Também por isso, vale a pena lembrar figuras que, ao longo da história, mostraram como a dádiva pode transformar vidas. Henry Dunant, fundador da Cruz Vermelha, ficou marcado pelo sofrimento dos feridos em Solferino e mostrou que a compaixão pode tornar-se responsabilidade coletiva. Florence Nightingale, pioneira da enfermagem moderna, ensinou que cuidar não é apenas um gesto de bondade, mas uma prática que exige conhecimento, disciplina e responsabilidade, Madre Teresa de Calcutá tornou visível a vida dos esquecidos e Aristides de Sousa Mendes escolheu salvar vidas quando teria sido mais cómodo obedecer.
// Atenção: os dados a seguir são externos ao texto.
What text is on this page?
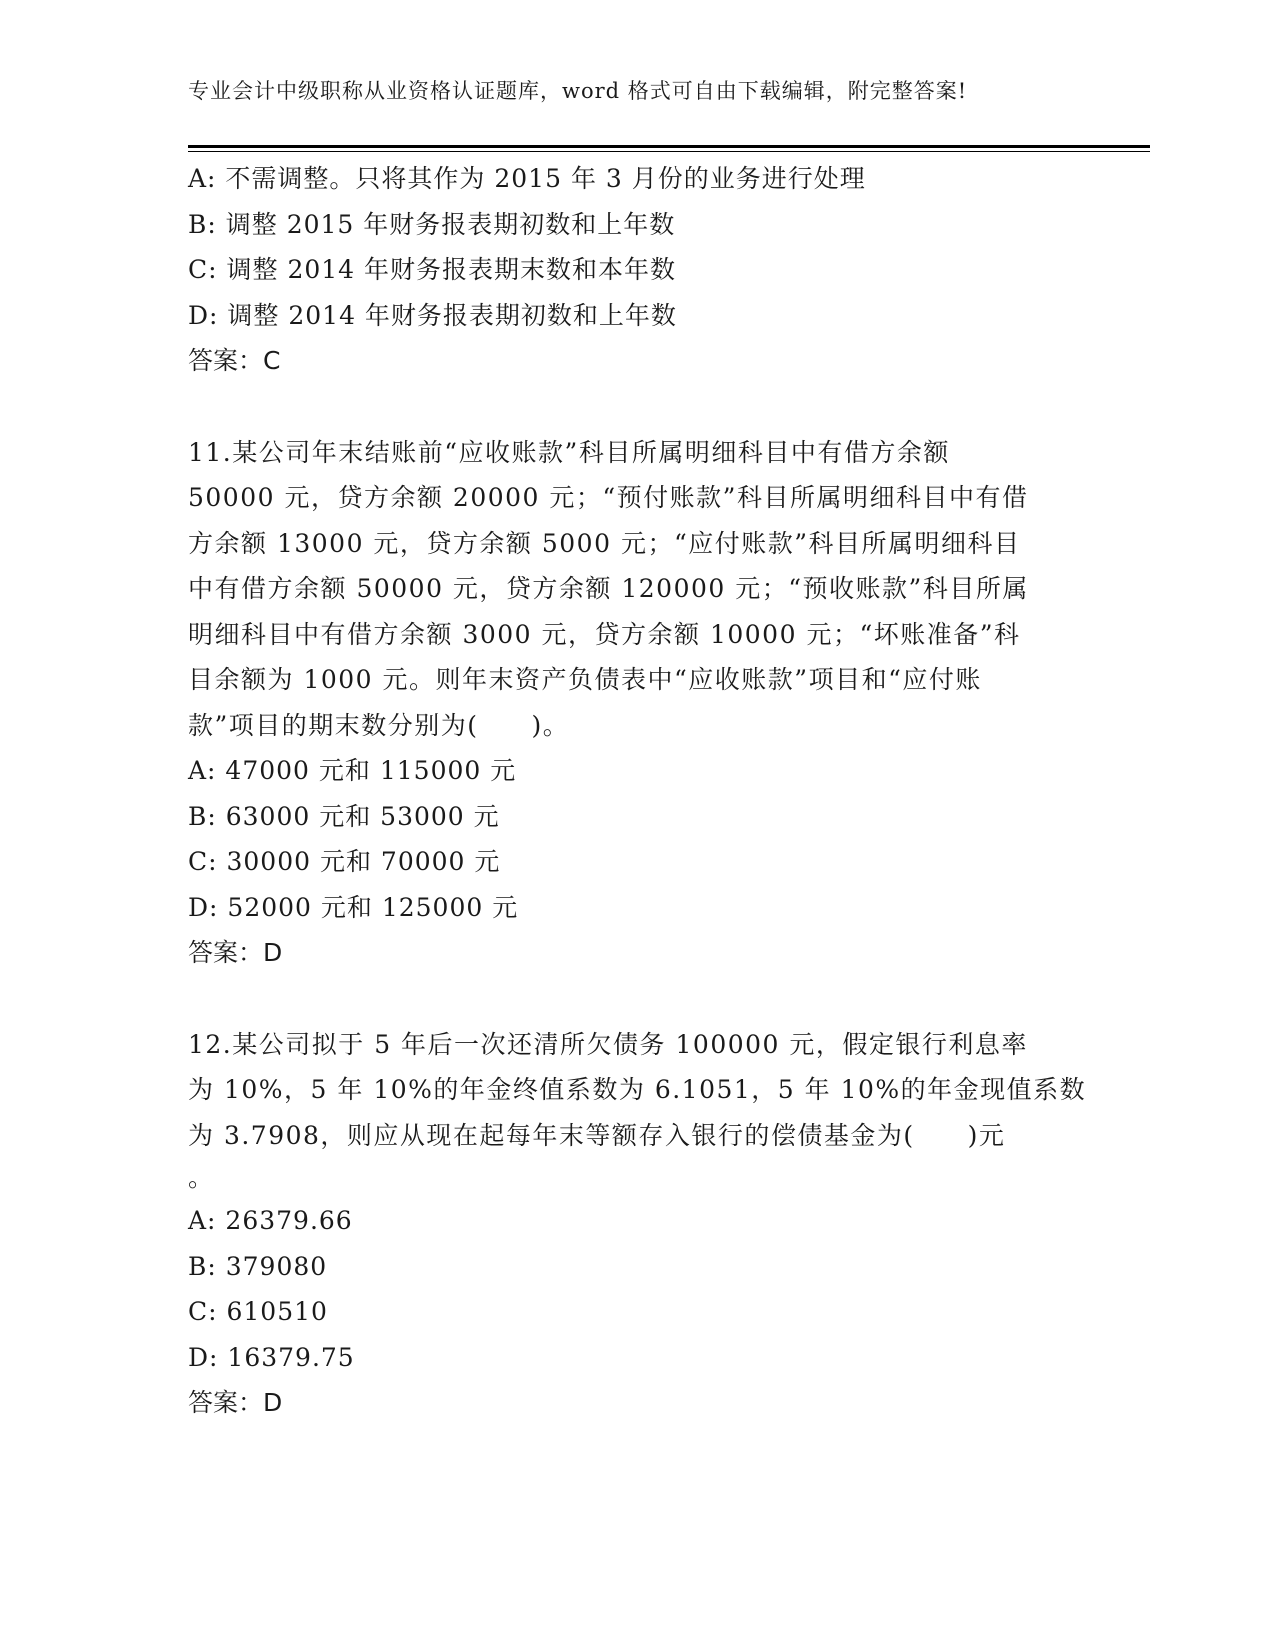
专业会计中级职称从业资格认证题库，word 格式可自由下载编辑，附完整答案!
A: 不需调整。只将其作为 2015 年 3 月份的业务进行处理
B: 调整 2015 年财务报表期初数和上年数
C: 调整 2014 年财务报表期末数和本年数
D: 调整 2014 年财务报表期初数和上年数
答案：C
11.某公司年末结账前“应收账款”科目所属明细科目中有借方余额
50000 元，贷方余额 20000 元；“预付账款”科目所属明细科目中有借
方余额 13000 元，贷方余额 5000 元；“应付账款”科目所属明细科目
中有借方余额 50000 元，贷方余额 120000 元；“预收账款”科目所属
明细科目中有借方余额 3000 元，贷方余额 10000 元；“坏账准备”科
目余额为 1000 元。则年末资产负债表中“应收账款”项目和“应付账
款”项目的期末数分别为(　　)。
A: 47000 元和 115000 元
B: 63000 元和 53000 元
C: 30000 元和 70000 元
D: 52000 元和 125000 元
答案：D
12.某公司拟于 5 年后一次还清所欠债务 100000 元，假定银行利息率
为 10%，5 年 10%的年金终值系数为 6.1051，5 年 10%的年金现值系数
为 3.7908，则应从现在起每年末等额存入银行的偿债基金为(　　)元
。
A: 26379.66
B: 379080
C: 610510
D: 16379.75
答案：D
Caros leitores, basta olharmos para o nosso tempo para percebermos que há organizações que nos obrigam a encarar problemas que preferíamos que não existissem. A Greenpeace alerta para a destruição ambiental e para a urgência de proteger o planeta, a Amnistia Internacional recorda que os direitos humanos são uma exigência, e os Médicos Sem Fronteiras mostram que a dor humana não deve ficar presa às fronteiras de cada país. Mais perto de nós, o Banco Alimentar, a Refood, a Liga Portuguesa Contra o Cancro, a Operação Nariz Vermelho, os bombeiros voluntários, as Misericórdias, os escuteiros e tantas associações locais dizem-nos, cada um à sua maneira, que a solidariedade precisa menos de discursos e mais de braços, tempo e persistência.

Entre estas iniciativas, merece referência a Associação Correr por Quem Não Pode Gritar, recentemente constituída, que sensibiliza para a violência doméstica e para o abuso sexual, dando voz a quem vive no silêncio e no medo.

Claro que o voluntariado não resolve tudo, nem substitui a justiça social ou as boas políticas públicas, mas uma comunidade onde ninguém se dispõe a dar tempo aos outros fica sempre mais pobre. Simone Weil escreveu que “a atenção é a forma mais rara e mais pura de generosidade”. Talvez seja isso que o voluntário oferece antes de tudo, a atenção a quem precisa, a capacidade de reparar no outro, de escutar antes de julgar e de perceber que há vidas que precisam de presença, cuidado e compromisso.

Caros leitores, uma sociedade começa a perder-se quando cada um passa a achar que o sofrimento dos outros não lhe diz respeito e, por isso, deixo-vos esta pergunta, como convite à reflexão.


 

Que fazemos nós com o tempo que temos?